With a lack of access to healthcare, testing, proper diagnosis and care, for many living in some of the most destitute zip codes, can't begin to fathom where and how they will ever get vaccinated. 

In fact, skepticism around these vaccines, especially in Black and Brown communities, is growing. 

Dr. Raul Vasquez is the CEO of Urban Family Practice on the West Side of Buffalo and told 2 On Your Side, "How can one trust a new form of medical help when the system, for a majority of people in these communities, has failed them from the beginning?"

Vasquez says it's important for local lawmakers and community leaders to join medical leaders to ensure that the distribution of both the Pfizer and Moderna vaccines are equal and efficient. 

According to Vasquez, minorities roughly make up 20 percent of the (give or take) 50 percent of Americans who say they are skeptical of getting vaccinated. 

A big reason for this? 

"A lack of public education," Vasquez says. "It's going to be hard to get to that 70 or 80 percent if we leave the people in the back who need to be in the front."

"I don't think the county has really done a good job in terms of translating to multiple different cultures." Vasquez says, especially with an operation like this, comfort and trust are everything. 

"The language, the description... the more comfortable people are understanding the better they are taking this stuff," he says.

Which is why Vasquez has joined forces with Dr.
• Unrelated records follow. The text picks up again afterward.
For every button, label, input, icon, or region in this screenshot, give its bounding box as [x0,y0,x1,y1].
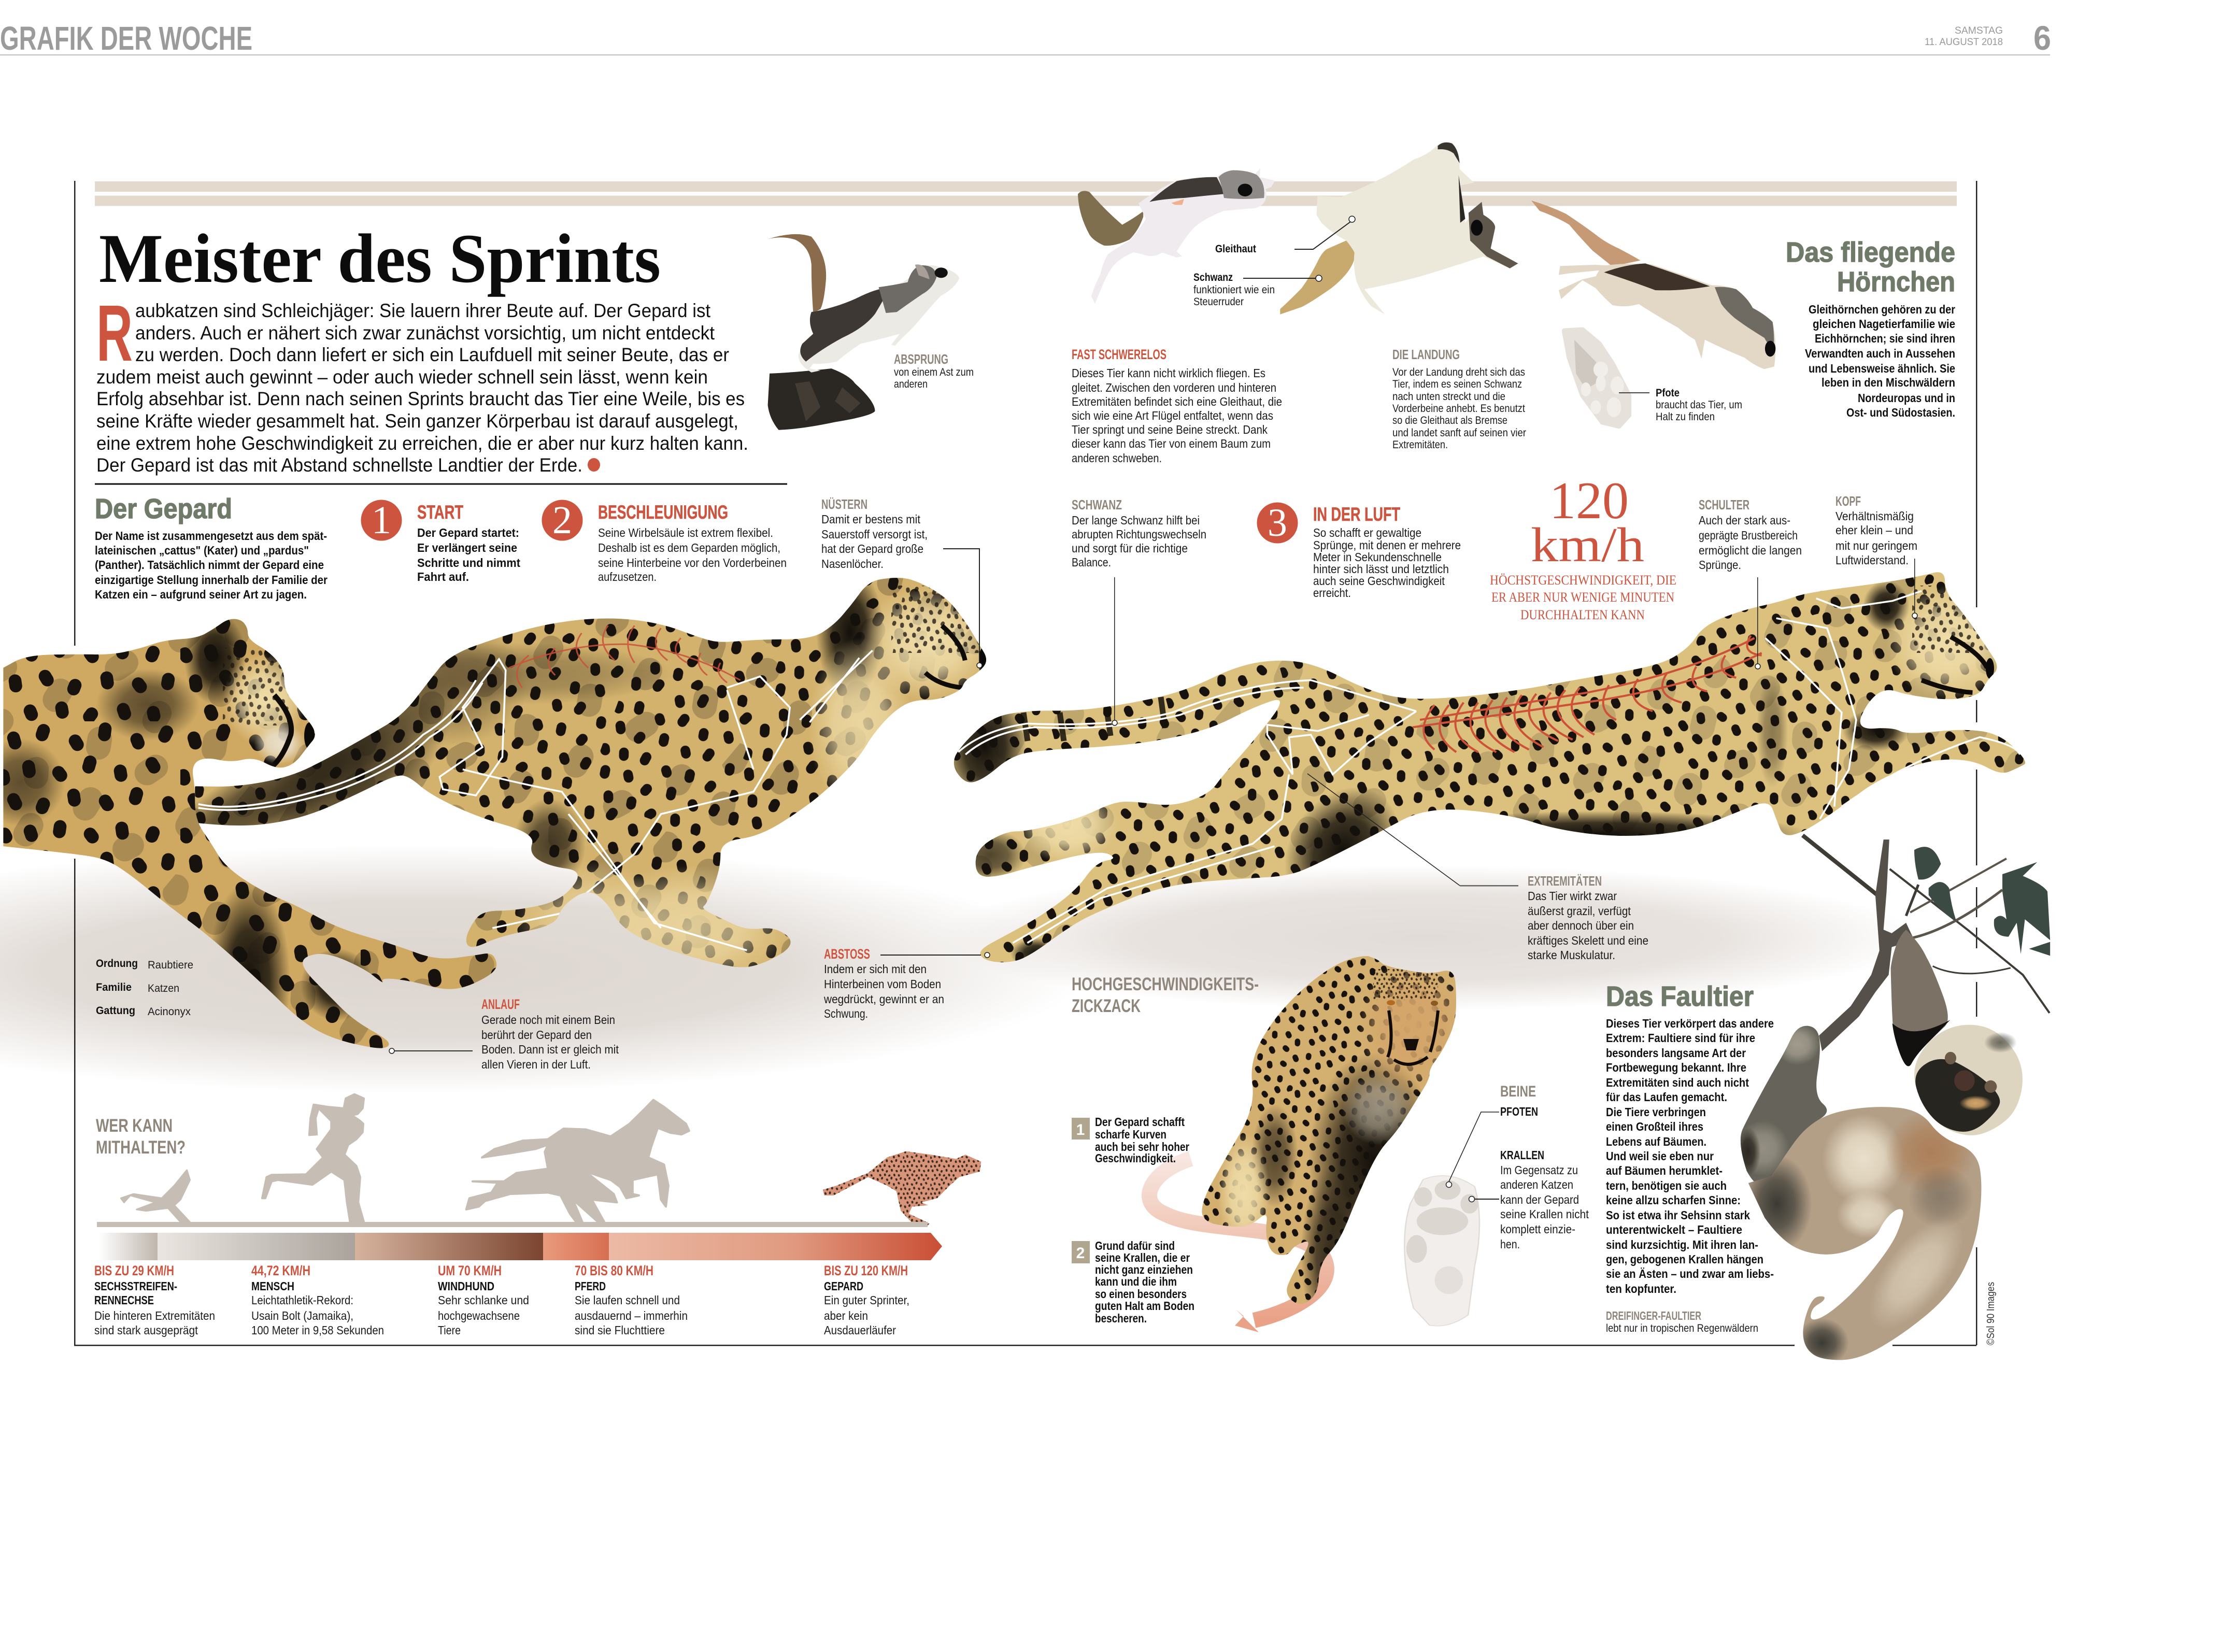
legend: sechsstreifen-rennechse: Die hinteren Extremitäten [94,1309,215,1322]
step 1: start: Fahrt auf. [417,570,469,583]
step 2: beschleunigung: aufzusetzen. [598,570,657,583]
note 1: kurven: auch bei sehr hoher [1095,1140,1189,1153]
annotation: anlauf [389,996,619,1071]
step 1: start: 1 [372,499,391,542]
annotation: extremitäten: EXTREMITÄTEN [1528,873,1602,889]
panel: das faultier: Fortbewegung bekannt. Ihre [1606,1061,1746,1074]
text: die landung: Extremitäten. [1392,439,1448,451]
panel: das faultier: sie an Ästen – und zwar am liebs- [1606,1267,1774,1280]
annotation: schwanz of squirrel [1193,272,1322,308]
legend: pferd: sind sie Fluchttiere [575,1323,665,1337]
panel: der gepard: (Panther). Tatsächlich nimmt der Gepard eine [95,558,324,572]
note 1: kurven: Geschwindigkeit. [1095,1151,1176,1165]
annotation: anlauf: allen Vieren in der Luft. [481,1058,591,1071]
annotation: abstoss: wegdrückt, gewinnt er an [823,992,944,1006]
page header: GRAFIK DER WOCHE [0,20,252,57]
taxonomy table [96,958,193,1018]
annotation: anlauf: Boden. Dann ist er gleich mit [481,1043,619,1056]
text: fast schwerelos: dieser kann das Tier von einem Baum zum [1072,437,1271,450]
annotation: kopf: KOPF [1835,493,1861,509]
panel: das fliegende hörnchen: und Lebensweise ähnlich. Sie [1809,362,1955,375]
annotation: beine: BEINE [1500,1083,1536,1100]
taxonomy table: Acinonyx [148,1006,191,1018]
panel: der gepard: Katzen ein – aufgrund seiner Art zu jagen. [95,588,307,601]
step 3: in der luft: Sprünge, mit denen er mehrere [1313,538,1461,552]
panel: das fliegende hörnchen: Das fliegende [1786,237,1955,268]
page header [0,19,2051,57]
text: die landung: Vor der Landung dreht sich das [1392,366,1525,378]
title: Meister des Sprints [99,220,661,297]
panel: der gepard: Der Gepard [95,493,232,524]
panel: das faultier: Das Faultier [1606,981,1754,1012]
sloth hanging from branch [1736,835,2050,1377]
icon: cheetah paw [1404,1176,1479,1326]
step 3: in der luft: Meter in Sekundenschnelle [1313,550,1442,564]
note 2: krallen: guten Halt am Boden [1095,1299,1194,1313]
intro text [95,289,787,485]
taxonomy table: Familie [96,981,132,993]
note 2: krallen: 2 [1076,1245,1085,1262]
annotation: absprung: von einem Ast zum [894,366,974,378]
panel: das faultier: auf Bäumen herumklet- [1606,1164,1723,1177]
text: fast schwerelos: Dieses Tier kann nicht wirklich fliegen. Es [1072,366,1265,380]
panel: das faultier: Und weil sie eben nur [1606,1149,1714,1163]
text: die landung: DIE LANDUNG [1392,347,1460,362]
panel: das faultier: DREIFINGER-FAULTIER [1606,1309,1701,1322]
annotation: beine: seine Krallen nicht [1500,1207,1589,1221]
annotation: schulter: Sprünge. [1699,558,1741,572]
taxonomy table: Katzen [148,982,179,994]
icon: horse and greyhound [466,1100,689,1222]
text: fast schwerelos: anderen schweben. [1072,451,1162,465]
ground haze [0,845,1917,1093]
panel: das faultier: keine allzu scharfen Sinne: [1606,1193,1741,1207]
legend: mensch: 44,72 KM/H [251,1263,310,1278]
panel: das fliegende hörnchen: Verwandten auch in Aussehen [1805,347,1955,360]
legend: windhund: Tiere [438,1323,461,1337]
intro text: Der Gepard ist das mit Abstand schnellste Landtier der Erde. [96,454,582,476]
step 1: start: Der Gepard startet: [417,526,519,539]
annotation: kopf: eher klein – und [1835,523,1913,537]
annotation: schwanz of cheetah: abrupten Richtungswechseln [1072,528,1206,541]
annotation: absprung: ABSPRUNG [894,351,948,367]
annotation: extremitäten [1307,774,1648,962]
step 3: in der luft: So schafft er gewaltige [1313,526,1421,539]
cheetah: frontal zigzag [1149,948,1467,1342]
annotation: pfote: braucht das Tier, um [1656,399,1742,411]
annotation: beine: anderen Katzen [1500,1178,1573,1191]
ribs: right cheetah [1413,636,1762,752]
heading: wer kann mithalten [96,1116,186,1158]
heading: zickzack: HOCHGESCHWINDIGKEITS- [1072,974,1259,994]
step 2: beschleunigung: seine Hinterbeine vor den Vorderbeinen [598,556,787,569]
icon: squirrel diving [1531,201,1775,369]
legend: windhund: Sehr schlanke und [438,1293,529,1307]
step 3: in der luft: erreicht. [1313,586,1351,600]
taxonomy table: Raubtiere [148,959,193,971]
heading: wer kann mithalten: WER KANN [96,1116,173,1136]
annotation: schwanz of cheetah: Der lange Schwanz hilft bei [1072,514,1200,527]
legend: sechsstreifen-rennechse [94,1263,215,1337]
step 3: in der luft [1257,501,1461,600]
text: die landung: Tier, indem es seinen Schwanz [1392,378,1522,390]
annotation: schwanz of squirrel: funktioniert wie ein [1193,284,1275,296]
text: die landung: und landet sanft auf seinen vier [1392,427,1526,439]
panel: das faultier: unterentwickelt – Faultiere [1606,1223,1742,1236]
annotation: schwanz of squirrel: Steuerruder [1193,296,1244,308]
text: die landung: so die Gleithaut als Bremse [1392,415,1507,426]
step 2: beschleunigung: Deshalb ist es dem Geparden möglich, [598,541,780,554]
icon: lizard [121,1170,190,1222]
text: die landung: Vorderbeine anhebt. Es benutzt [1392,403,1525,415]
legend: windhund: hochgewachsene [438,1309,520,1322]
legend: gepard [824,1263,909,1337]
annotation: extremitäten: äußerst grazil, verfügt [1528,904,1631,918]
annotation: beine: KRALLEN [1500,1148,1544,1162]
icon: cheetah silhouette [798,1145,985,1238]
photo credit: ©Sol 90 Images [1985,1282,1997,1345]
legend: pferd: Sie laufen schnell und [575,1293,680,1307]
note 1: kurven: Der Gepard schafft [1095,1115,1185,1129]
panel: das faultier: Extrem: Faultiere sind für ihre [1606,1031,1755,1045]
cheetah: running, cropped at left edge [3,619,496,1048]
legend: mensch: 100 Meter in 9,58 Sekunden [251,1323,384,1337]
callout: 120 km/h: 120 [1549,472,1629,530]
note 1: kurven: 1 [1076,1121,1085,1138]
annotation: abstoss: Schwung. [824,1007,868,1020]
panel: das fliegende hörnchen: gleichen Nagetierfamilie wie [1813,317,1955,331]
page header: 11. AUGUST 2018 [1925,37,2003,48]
callout: 120 km/h: HÖCHSTGESCHWINDIGKEIT, DIE [1490,573,1676,588]
legend: sechsstreifen-rennechse: BIS ZU 29 KM/H [94,1263,174,1278]
legend: mensch: Usain Bolt (Jamaika), [251,1309,353,1322]
note 1: kurven [1072,1115,1189,1165]
annotation: nüstern: NÜSTERN [821,496,867,512]
annotation: schulter: SCHULTER [1699,497,1749,512]
skeleton: middle cheetah [198,650,873,950]
annotation: extremitäten: kräftiges Skelett und eine [1528,934,1648,947]
legend: windhund: UM 70 KM/H [438,1263,502,1278]
panel: der gepard [95,493,328,601]
ground line [97,1222,928,1227]
legend: gepard: Ein guter Sprinter, [824,1293,909,1307]
annotation: beine: PFOTEN [1500,1105,1538,1118]
panel: das fliegende hörnchen: Gleithörnchen gehören zu der [1809,303,1955,316]
heading: zickzack: ZICKZACK [1072,996,1141,1016]
icon: squirrel paw [1564,330,1629,426]
legend: gepard: aber kein [824,1309,868,1322]
annotation: schwanz of cheetah: und sorgt für die richtige [1072,542,1188,555]
panel: das faultier [1606,981,1774,1334]
intro text: Erfolg absehbar ist. Denn nach seinen Sprints braucht das Tier eine Weile, bis es [96,388,745,409]
icon: squirrel take-off on bark [768,234,959,430]
text: fast schwerelos: FAST SCHWERELOS [1072,347,1166,362]
panel: das fliegende hörnchen: Nordeuropas und in [1858,391,1955,405]
callout: 120 km/h: ER ABER NUR WENIGE MINUTEN [1491,590,1674,605]
annotation: extremitäten: starke Muskulatur. [1528,948,1615,962]
page header: 6 [2033,19,2051,57]
chart: speed gradient arrow [99,1233,942,1260]
annotation: abstoss: Indem er sich mit den [824,962,927,976]
step 3: in der luft: IN DER LUFT [1313,504,1400,525]
step 1: start: Schritte und nimmt [417,556,520,569]
legend: pferd: 70 BIS 80 KM/H [575,1263,653,1278]
annotation: anlauf: berührt der Gepard den [481,1028,592,1042]
text: die landung [1392,347,1526,451]
left arm [1736,1020,1839,1211]
panel: das faultier: ten kopfunter. [1606,1282,1676,1295]
page header: SAMSTAG [1955,25,2003,36]
icon: runner [262,1094,364,1222]
panel: das faultier: einen Großteil ihres [1606,1120,1703,1133]
annotation: anlauf: Gerade noch mit einem Bein [481,1013,615,1027]
head [1914,1025,2023,1135]
annotation: schulter: Auch der stark aus- [1699,514,1790,527]
intro text: seine Kräfte wieder gesammelt hat. Sein ganzer Körperbau ist darauf ausgelegt, [96,410,738,432]
cheetah: mid-air pose [954,572,2025,962]
step 1: start: Er verlängert seine [417,541,517,554]
text: fast schwerelos: sich wie eine Art Flügel entfaltet, wenn das [1072,409,1273,422]
annotation: anlauf: ANLAUF [481,996,520,1012]
frame lines [74,181,1977,1346]
legend: sechsstreifen-rennechse: SECHSSTREIFEN- [94,1279,177,1293]
text: die landung: nach unten streckt und die [1392,391,1505,403]
annotation: pfote [1619,387,1742,423]
panel: das faultier: tern, benötigen sie auch [1606,1179,1727,1192]
legend: windhund: WINDHUND [438,1279,494,1293]
annotation: schulter: ermöglicht die langen [1699,544,1802,557]
panel: das faultier: Extremitäten sind auch nicht [1606,1076,1749,1089]
annotation: gleithaut [1215,216,1355,255]
panel: der gepard: lateinischen „cattus" (Kater) und „pardus" [95,544,309,557]
panel: das fliegende hörnchen: Eichhörnchen; sie sind ihren [1815,332,1955,345]
panel: das faultier: besonders langsame Art der [1606,1046,1746,1060]
annotation: nüstern: Sauerstoff versorgt ist, [821,528,928,541]
panel: das fliegende hörnchen: leben in den Mischwäldern [1822,376,1955,389]
icon: squirrel landing, membrane spread [1280,143,1518,315]
callout: 120 km/h [1490,472,1676,622]
legend: gepard: Ausdauerläufer [824,1323,896,1337]
annotation: nüstern: Nasenlöcher. [821,557,884,571]
annotation: beine [1446,1083,1589,1251]
heading: wer kann mithalten: MITHALTEN? [96,1137,186,1158]
annotation: beine: komplett einzie- [1500,1222,1575,1236]
step 2: beschleunigung: BESCHLEUNIGUNG [598,502,728,523]
annotation: abstoss: ABSTOSS [824,946,870,962]
annotation: schwanz of cheetah: Balance. [1072,556,1111,569]
step 1: start [361,499,520,583]
step 3: in der luft: auch seine Geschwindigkeit [1313,574,1445,588]
annotation: beine: Im Gegensatz zu [1500,1163,1578,1177]
annotation: beine: kann der Gepard [1500,1193,1579,1206]
panel: das faultier: Dieses Tier verkörpert das andere [1606,1017,1774,1030]
text: fast schwerelos: gleitet. Zwischen den vorderen und hinteren [1072,381,1276,394]
infographic page [0,26,2050,1360]
panel: das faultier: So ist etwa ihr Sehsinn stark [1606,1208,1750,1222]
panel: der gepard: Der Name ist zusammengesetzt aus dem spät- [95,529,327,543]
panel: der gepard: einzigartige Stellung innerhalb der Familie der [95,573,328,587]
annotation: absprung [894,351,974,390]
step 3: in der luft: hinter sich lässt und letztlich [1313,562,1449,576]
step 3: in der luft: 3 [1268,501,1287,545]
branch and leaves [1803,835,2050,1051]
step 2: beschleunigung [542,499,787,583]
legend: mensch [251,1263,384,1337]
drop cap: R [96,289,133,378]
ribs: middle cheetah [509,625,741,688]
cheetah: start and acceleration pose [195,578,987,967]
step 1: start: START [417,502,463,523]
annotation: pfote: Pfote [1656,387,1680,399]
taxonomy table: Ordnung [96,958,138,970]
note 2: krallen: bescheren. [1095,1312,1147,1325]
text: fast schwerelos: Extremitäten befindet sich eine Gleithaut, die [1072,395,1282,408]
legend: mensch: MENSCH [251,1279,294,1293]
text: fast schwerelos: Tier springt und seine Beine streckt. Dank [1072,423,1268,436]
panel: das faultier: für das Laufen gemacht. [1606,1090,1727,1104]
note 2: krallen: kann und die ihm [1095,1275,1177,1288]
legend: sechsstreifen-rennechse: RENNECHSE [94,1293,154,1307]
panel: das faultier: Die Tiere verbringen [1606,1105,1706,1119]
annotation: nüstern [821,496,982,668]
legend: windhund [438,1263,529,1337]
panel: das faultier: Lebens auf Bäumen. [1606,1135,1706,1148]
arrow: zigzag path [1149,1159,1327,1332]
legend: pferd: ausdauernd – immerhin [575,1309,688,1322]
legend: pferd [575,1263,688,1337]
annotation: absprung: anderen [894,378,928,390]
icon: squirrel gliding side [1078,168,1275,304]
step 2: beschleunigung: 2 [552,499,572,542]
annotation: gleithaut: Gleithaut [1215,243,1256,255]
note 2: krallen: nicht ganz einziehen [1095,1263,1193,1276]
annotation: nüstern: Damit er bestens mit [821,512,921,526]
callout: 120 km/h: km/h [1531,518,1644,572]
panel: das faultier: lebt nur in tropischen Regenwäldern [1606,1322,1758,1334]
annotation: beine: hen. [1500,1237,1520,1251]
skeleton: right cheetah [958,591,2020,943]
note 2: krallen: so einen besonders [1095,1287,1187,1301]
panel: das fliegende hörnchen: Hörnchen [1837,266,1955,297]
intro text: zu werden. Doch dann liefert er sich ein Laufduell mit seiner Beute, das er [135,344,729,365]
annotation: kopf: Verhältnismäßig [1835,509,1914,523]
step 2: beschleunigung: Seine Wirbelsäule ist extrem flexibel. [598,526,773,539]
chart: speed comparison silhouettes [121,1094,985,1238]
panel: das faultier: sind kurzsichtig. Mit ihren lan- [1606,1238,1758,1251]
heading: zickzack [1072,974,1259,1016]
note 2: krallen: seine Krallen, die er [1095,1251,1190,1264]
annotation: schulter: geprägte Brustbereich [1699,529,1798,542]
note 2: krallen [1072,1239,1194,1325]
annotation: kopf [1835,493,1917,618]
intro text: anders. Auch er nähert sich zwar zunächst vorsichtig, um nicht entdeckt [135,322,715,344]
intro text: eine extrem hohe Geschwindigkeit zu erreichen, die er aber nur kurz halten kann. [96,433,748,454]
text: fast schwerelos [1072,347,1282,465]
header bands [95,181,1957,206]
panel: das fliegende hörnchen [1786,237,1955,419]
taxonomy table: Gattung [96,1005,135,1017]
annotation: kopf: Luftwiderstand. [1835,553,1909,567]
note 2: krallen: Grund dafür sind [1095,1239,1175,1252]
annotation: abstoss: Hinterbeinen vom Boden [824,977,941,991]
legend: mensch: Leichtathletik-Rekord: [251,1293,353,1307]
annotation: kopf: mit nur geringem [1835,539,1917,552]
note 1: kurven: scharfe Kurven [1095,1128,1166,1141]
intro text: zudem meist auch gewinnt – oder auch wieder schnell sein lässt, wenn kein [96,366,708,388]
annotation: schulter [1699,497,1802,669]
annotation: extremitäten: Das Tier wirkt zwar [1528,889,1617,903]
legend: gepard: GEPARD [824,1279,863,1293]
intro text: aubkatzen sind Schleichjäger: Sie lauern ihrer Beute auf. Der Gepard ist [135,300,711,321]
annotation: abstoss [823,946,990,1020]
annotation: schwanz of cheetah [1072,497,1206,725]
legend: gepard: BIS ZU 120 KM/H [824,1263,908,1278]
legend: sechsstreifen-rennechse: sind stark ausgeprägt [94,1323,198,1337]
legend: pferd: PFERD [575,1279,606,1293]
annotation: schwanz of cheetah: SCHWANZ [1072,497,1122,512]
callout: 120 km/h: DURCHHALTEN KANN [1520,607,1645,622]
right arm [1891,930,1948,1066]
annotation: schwanz of squirrel: Schwanz [1193,272,1233,283]
panel: das fliegende hörnchen: Ost- und Südostasien. [1846,406,1955,419]
annotation: nüstern: hat der Gepard große [821,542,923,556]
annotation: pfote: Halt zu finden [1656,411,1715,423]
body [1736,1100,2002,1377]
panel: das faultier: gen, gebogenen Krallen hängen [1606,1252,1763,1266]
annotation: extremitäten: aber dennoch über ein [1528,919,1634,932]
Myron Glick, CEO and founder of Jericho Road Community Health Center, also in Buffalo, to expand outreach in communities of color during this time.

"If we get that group early because it's a difficult group to deal with, we may be out of this by the second quarter of 2021, if we don't we could be looking at the second quarter of 2022," Vasquez said.

Glick is of the same school of thought.

Glick released a statement on the community center's Facebook page, saying in part, "If a White person is tested at Jericho Road for COVID, they have a 3 percent chance of being positive, compared to a Black person who has a 13 percent chance, or a Burmese refugee who has a 24 percent chance of being positive."

This means, in order to raise the level of confidence in zip codes here that have been hit the hardest - 14201, 14211, 14207 - there needs to be a strategic effort to create and build resources that touches these communities first hand.

Community ambassadors, focus groups, more public education, more community driven medicine, these are just a few examples, Vasquez says, of establishing trust and boosting confidence where there's little to none.

"If you put them towards the end of the line this whole process is going to be, not a failure, but it won't be effective in terms of what you're trying to accomplish."